I suspect that Scott would have been nearing the twilight of his life when this was built and I wonder what he made of it all. He had after all been instrumental in the building of Kincorth, just up the road which in many ways has better built houses albeit from an earlier era.
He was born in Torry, Aberdeen, the son of Robert William Sutherland, fisherman in a steam trawler and Annie Hutchinson Scott, on 13 January 1899. Educated at the School of Architecture, Robert Gordon's College he became a member of the Council of the Aberdeen Society of Architects. His RIBA nomination papers state that prior to that date he had been responsible for 22 schools for the County Education Authority (District 5), to which he had been appointed architect in 1927, as well as some 250 private houses. The year before his admittance as FRIBA, Sutherland had married Edith Iris Webber.

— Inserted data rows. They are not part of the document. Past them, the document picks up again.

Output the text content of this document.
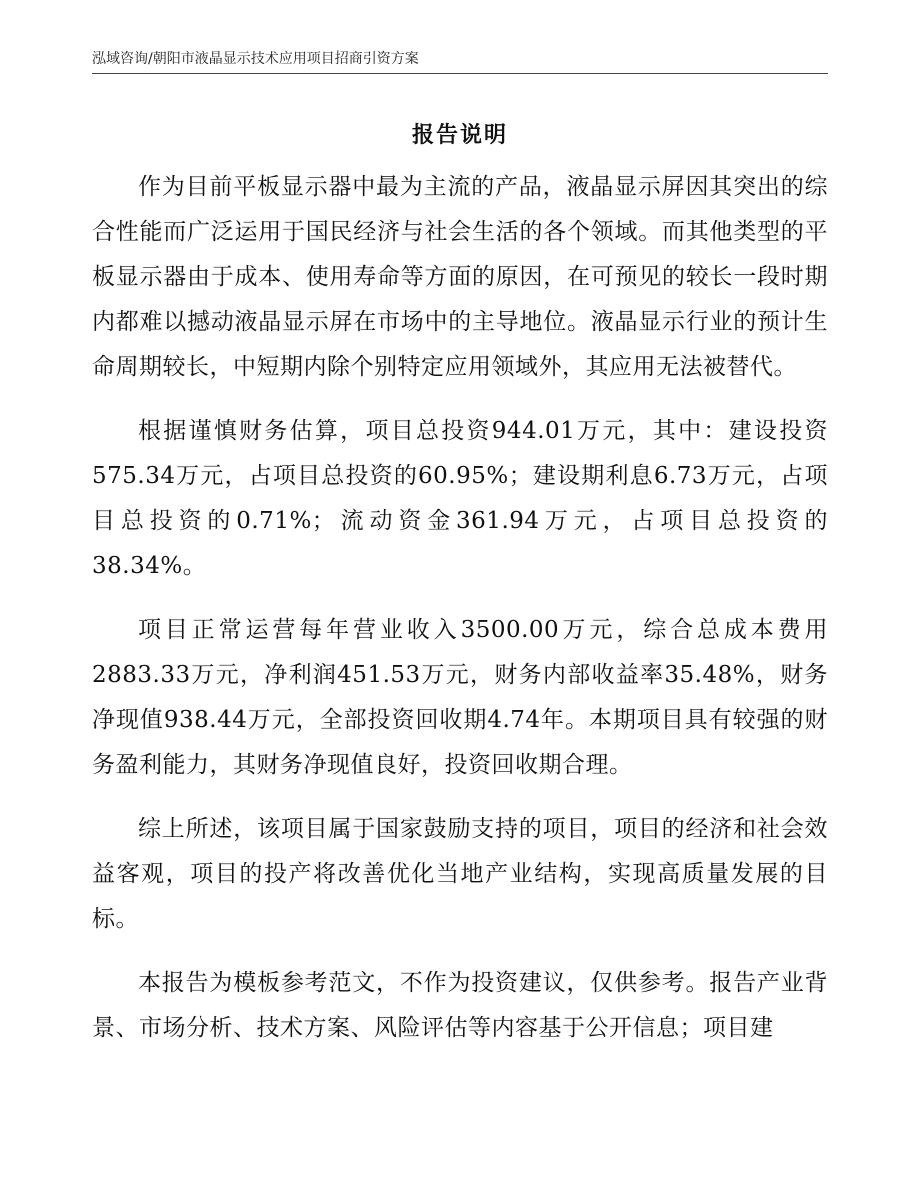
泓域咨询/朝阳市液晶显示技术应用项目招商引资方案
报告说明

作为目前平板显示器中最为主流的产品，液晶显示屏因其突出的综合性能而广泛运用于国民经济与社会生活的各个领域。而其他类型的平板显示器由于成本、使用寿命等方面的原因，在可预见的较长一段时期内都难以撼动液晶显示屏在市场中的主导地位。液晶显示行业的预计生命周期较长，中短期内除个别特定应用领域外，其应用无法被替代。

根据谨慎财务估算，项目总投资944.01万元，其中：建设投资575.34万元，占项目总投资的60.95%；建设期利息6.73万元，占项目总投资的0.71%；流动资金361.94万元，占项目总投资的38.34%。

项目正常运营每年营业收入3500.00万元，综合总成本费用2883.33万元，净利润451.53万元，财务内部收益率35.48%，财务净现值938.44万元，全部投资回收期4.74年。本期项目具有较强的财务盈利能力，其财务净现值良好，投资回收期合理。

综上所述，该项目属于国家鼓励支持的项目，项目的经济和社会效益客观，项目的投产将改善优化当地产业结构，实现高质量发展的目标。

本报告为模板参考范文，不作为投资建议，仅供参考。报告产业背景、市场分析、技术方案、风险评估等内容基于公开信息；项目建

Early in life Sutherland lost a leg due seemingly to a fall, but overcame the disability to become a good tennis player, swimmer, cricketer and fisherman and preferred a motorcycle to a car. He was also an expert bridge player and a leading member of the Aberdeen Magical Society.
Sutherland specialised in cinema and house design and in the early 1930s lived at Beechgrove House of Beechgrove Garden fame, which he later sold to the BBC. He then bought Garthdee House with the long-term intention of giving it to the School of Architecture at Gray's.
Sutherland was elected progressive councillor for Ruthrieston in 1934 and was appointed housing convener. He was responsible for the competition for Kincorth Housing Scheme in 1936, won by R Gardner Medwin, and encouraged the Viennese design of the Council housing at Rosemount Square begun in 1938. By the end of his first year as Housing Convenor he had increased the number of council houses being built from 250 to 800 per year. By 1946 a quarter of Aberdeen's population had been re-housed with 7,000 slum houses demolished and 8,500 new houses built.
In 1941 he divorced from his wife Iris, having separated earlier. In 1948, literally on a slow boat to China, he met Georgina Buchanan, secretary to the Governor of Hong Kong and they married in 1950. About this time Sutherland carried out his intention of giving Garthdee to the School of Architecture with a substantial endowment. It opened in 1956 and took his name.
I doubt if the folk who live in this block of flats have ever heard of the man and I doubt if the architect who designed the place lives in a house like this.